La rue Delphis-Delorme compte à la fois de nouvelles habitations et des résidences construites il y a plusieurs dizaines d’années. (Photo : Patrick Deschamps)
Taxe spéciale sur Delphis-Delorme : une révision du dossier est exigée
Établis dans certains cas depuis des dizaines d’années, des résidents de la rue Delphis-Delorme, à Pointe-aux-Trembles, demandent que l’arrondissement annule leur compte de taxe d’amélioration locale, qui s’élève dans certains cas à environ 35 000 $.
Les propriétaires de la rue Delphis-Delorme ont récemment reçu un compte de taxe d’amélioration locale variant de 18 000 $ à 35 000 $ pour la reconstruction, en 2006, de leur rue. Cette taxe est habituellement appliquée aux rues construites pour faire place à de nouveaux développements domiciliaires. Les propriétaires doivent alors payer pour les infrastructures construites par la Ville (aqueduc, égout, rue, trottoirs et lampadaires); le paiement peut être fait en un seul versement ou être étalé sur une période de 20 ans.
Or, dans le cas de la rue Delphis-Delorme, elle existe depuis longtemps et certains résidents y vivent depuis des décennies. « Il s’agissait auparavant du prolongement de la rue Notre-Dame, qui a dû être déviée lors de la construction de la voie ferrée », précise la conseillère d’arrondissement de Pointe-aux-Trembles, Suzanne Décarie.

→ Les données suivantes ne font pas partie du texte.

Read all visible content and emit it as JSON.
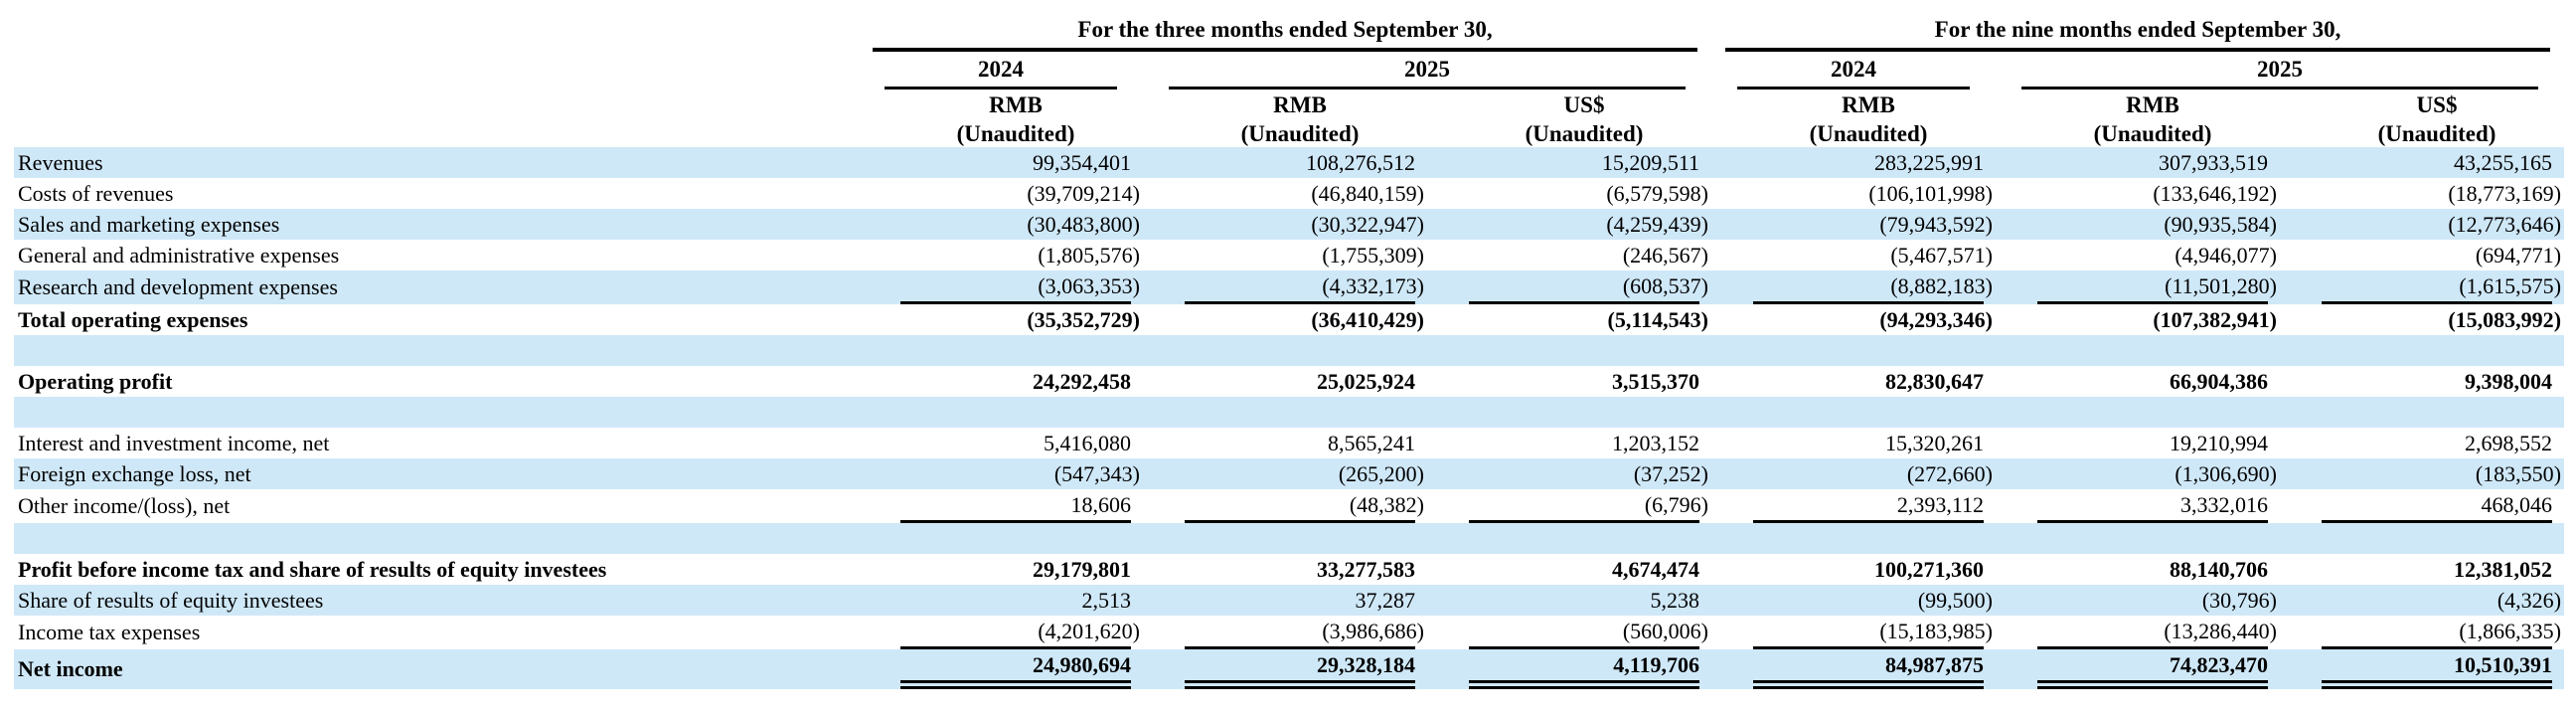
{
  "page": {
    "background": "#ffffff",
    "stripe_color": "#cfe8f8",
    "text_color": "#000000"
  },
  "header": {
    "groups": [
      {
        "title": "For the three months ended September 30,",
        "years": [
          {
            "label": "2024",
            "span": 1
          },
          {
            "label": "2025",
            "span": 2
          }
        ]
      },
      {
        "title": "For the nine months ended September 30,",
        "years": [
          {
            "label": "2024",
            "span": 1
          },
          {
            "label": "2025",
            "span": 2
          }
        ]
      }
    ],
    "currencies": [
      "RMB",
      "RMB",
      "US$",
      "RMB",
      "RMB",
      "US$"
    ],
    "unaudited": "(Unaudited)"
  },
  "rows": [
    {
      "label": "Revenues",
      "bold": false,
      "shaded": true,
      "rule": "",
      "blank": false,
      "values": [
        "99,354,401",
        "108,276,512",
        "15,209,511",
        "283,225,991",
        "307,933,519",
        "43,255,165"
      ]
    },
    {
      "label": "Costs of revenues",
      "bold": false,
      "shaded": false,
      "rule": "",
      "blank": false,
      "values": [
        "(39,709,214)",
        "(46,840,159)",
        "(6,579,598)",
        "(106,101,998)",
        "(133,646,192)",
        "(18,773,169)"
      ]
    },
    {
      "label": "Sales and marketing expenses",
      "bold": false,
      "shaded": true,
      "rule": "",
      "blank": false,
      "values": [
        "(30,483,800)",
        "(30,322,947)",
        "(4,259,439)",
        "(79,943,592)",
        "(90,935,584)",
        "(12,773,646)"
      ]
    },
    {
      "label": "General and administrative expenses",
      "bold": false,
      "shaded": false,
      "rule": "",
      "blank": false,
      "values": [
        "(1,805,576)",
        "(1,755,309)",
        "(246,567)",
        "(5,467,571)",
        "(4,946,077)",
        "(694,771)"
      ]
    },
    {
      "label": "Research and development expenses",
      "bold": false,
      "shaded": true,
      "rule": "bottom-single",
      "blank": false,
      "values": [
        "(3,063,353)",
        "(4,332,173)",
        "(608,537)",
        "(8,882,183)",
        "(11,501,280)",
        "(1,615,575)"
      ]
    },
    {
      "label": "Total operating expenses",
      "bold": true,
      "shaded": false,
      "rule": "",
      "blank": false,
      "values": [
        "(35,352,729)",
        "(36,410,429)",
        "(5,114,543)",
        "(94,293,346)",
        "(107,382,941)",
        "(15,083,992)"
      ]
    },
    {
      "label": "",
      "bold": false,
      "shaded": true,
      "rule": "",
      "blank": true,
      "values": [
        "",
        "",
        "",
        "",
        "",
        ""
      ]
    },
    {
      "label": "Operating profit",
      "bold": true,
      "shaded": false,
      "rule": "",
      "blank": false,
      "values": [
        "24,292,458",
        "25,025,924",
        "3,515,370",
        "82,830,647",
        "66,904,386",
        "9,398,004"
      ]
    },
    {
      "label": "",
      "bold": false,
      "shaded": true,
      "rule": "",
      "blank": true,
      "values": [
        "",
        "",
        "",
        "",
        "",
        ""
      ]
    },
    {
      "label": "Interest and investment income, net",
      "bold": false,
      "shaded": false,
      "rule": "",
      "blank": false,
      "values": [
        "5,416,080",
        "8,565,241",
        "1,203,152",
        "15,320,261",
        "19,210,994",
        "2,698,552"
      ]
    },
    {
      "label": "Foreign exchange loss, net",
      "bold": false,
      "shaded": true,
      "rule": "",
      "blank": false,
      "values": [
        "(547,343)",
        "(265,200)",
        "(37,252)",
        "(272,660)",
        "(1,306,690)",
        "(183,550)"
      ]
    },
    {
      "label": "Other income/(loss), net",
      "bold": false,
      "shaded": false,
      "rule": "bottom-single",
      "blank": false,
      "values": [
        "18,606",
        "(48,382)",
        "(6,796)",
        "2,393,112",
        "3,332,016",
        "468,046"
      ]
    },
    {
      "label": "",
      "bold": false,
      "shaded": true,
      "rule": "",
      "blank": true,
      "values": [
        "",
        "",
        "",
        "",
        "",
        ""
      ]
    },
    {
      "label": "Profit before income tax and share of results of equity investees",
      "bold": true,
      "shaded": false,
      "rule": "",
      "blank": false,
      "values": [
        "29,179,801",
        "33,277,583",
        "4,674,474",
        "100,271,360",
        "88,140,706",
        "12,381,052"
      ]
    },
    {
      "label": "Share of results of equity investees",
      "bold": false,
      "shaded": true,
      "rule": "",
      "blank": false,
      "values": [
        "2,513",
        "37,287",
        "5,238",
        "(99,500)",
        "(30,796)",
        "(4,326)"
      ]
    },
    {
      "label": "Income tax expenses",
      "bold": false,
      "shaded": false,
      "rule": "bottom-single",
      "blank": false,
      "values": [
        "(4,201,620)",
        "(3,986,686)",
        "(560,006)",
        "(15,183,985)",
        "(13,286,440)",
        "(1,866,335)"
      ]
    },
    {
      "label": "Net income",
      "bold": true,
      "shaded": true,
      "rule": "bottom-double",
      "blank": false,
      "values": [
        "24,980,694",
        "29,328,184",
        "4,119,706",
        "84,987,875",
        "74,823,470",
        "10,510,391"
      ]
    }
  ]
}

Selon elle, les propriétaires auraient dû être consultés avant que la rue soit reconstruite aux frais des résidents. « Il est tout à fait inadmissible que des citoyens se retrouvent avec une facture de 35 000 $, du jour au lendemain, sans avertissement et surtout, sans raison valable. Les citoyens n’ont jamais été consultés et personne n’a même daigné répondre à leurs questions », a déploré la conseillère d’arrondissement.
Une question d’équité
Après avoir défendu, jeudi dernier, l’imposition de la taxe d’amélioration locale, le maire Cosmo Maciocia a demandé à la direction de l’arrondissement de revoir le dossier de la rue Delphis-Delorme.
« Je veux être très clair : s’il s’avère que cette situation extrêmement particulière et hors norme s’applique à la rue Delphis-Delorme, nous annulerons la taxe qui s’applique aux améliorations locales pour ces résidents. Par contre, si ce n’est pas le cas, ils devront payer leur cotisation, comme c’est le cas partout à Montréal. C’est une question d’équité », a indiqué Cosmo Maciocia par voie de communiqué, vendredi dernier.
La veille, le maire de l’arrondissement a précisé que les travaux d’amélioration sur la rue Delphis-Delorme avaient commencé il y a un peu plus de 10 ans, mais n’avaient été complétés que récemment. « Comme tous les citoyens bénéficient maintenant de trottoirs, d’un nouvel éclairage et de nouvelles infrastructures, il est normal que tous les citoyens paient pour ces améliorations », a-t-il expliqué.
Pour sa part, Suzanne Décarie estime que les résidents établis depuis longtemps n’ont pas à payer pour des améliorations rendues nécessaires par la construction d’un nouveau développement domiciliaire : « C’est injuste. Ces gens n’ont pas à payer pour une nouvelle rue alors qu’ils l’habitent depuis 56 ans dans certains cas! L’administration devrait tenir compte du fait que cette rue n’est pas un nouveau développement. »
La conseillère a annoncé qu’elle déposera une motion d’urgence à ce sujet au conseil d’arrondissement du 4 mars.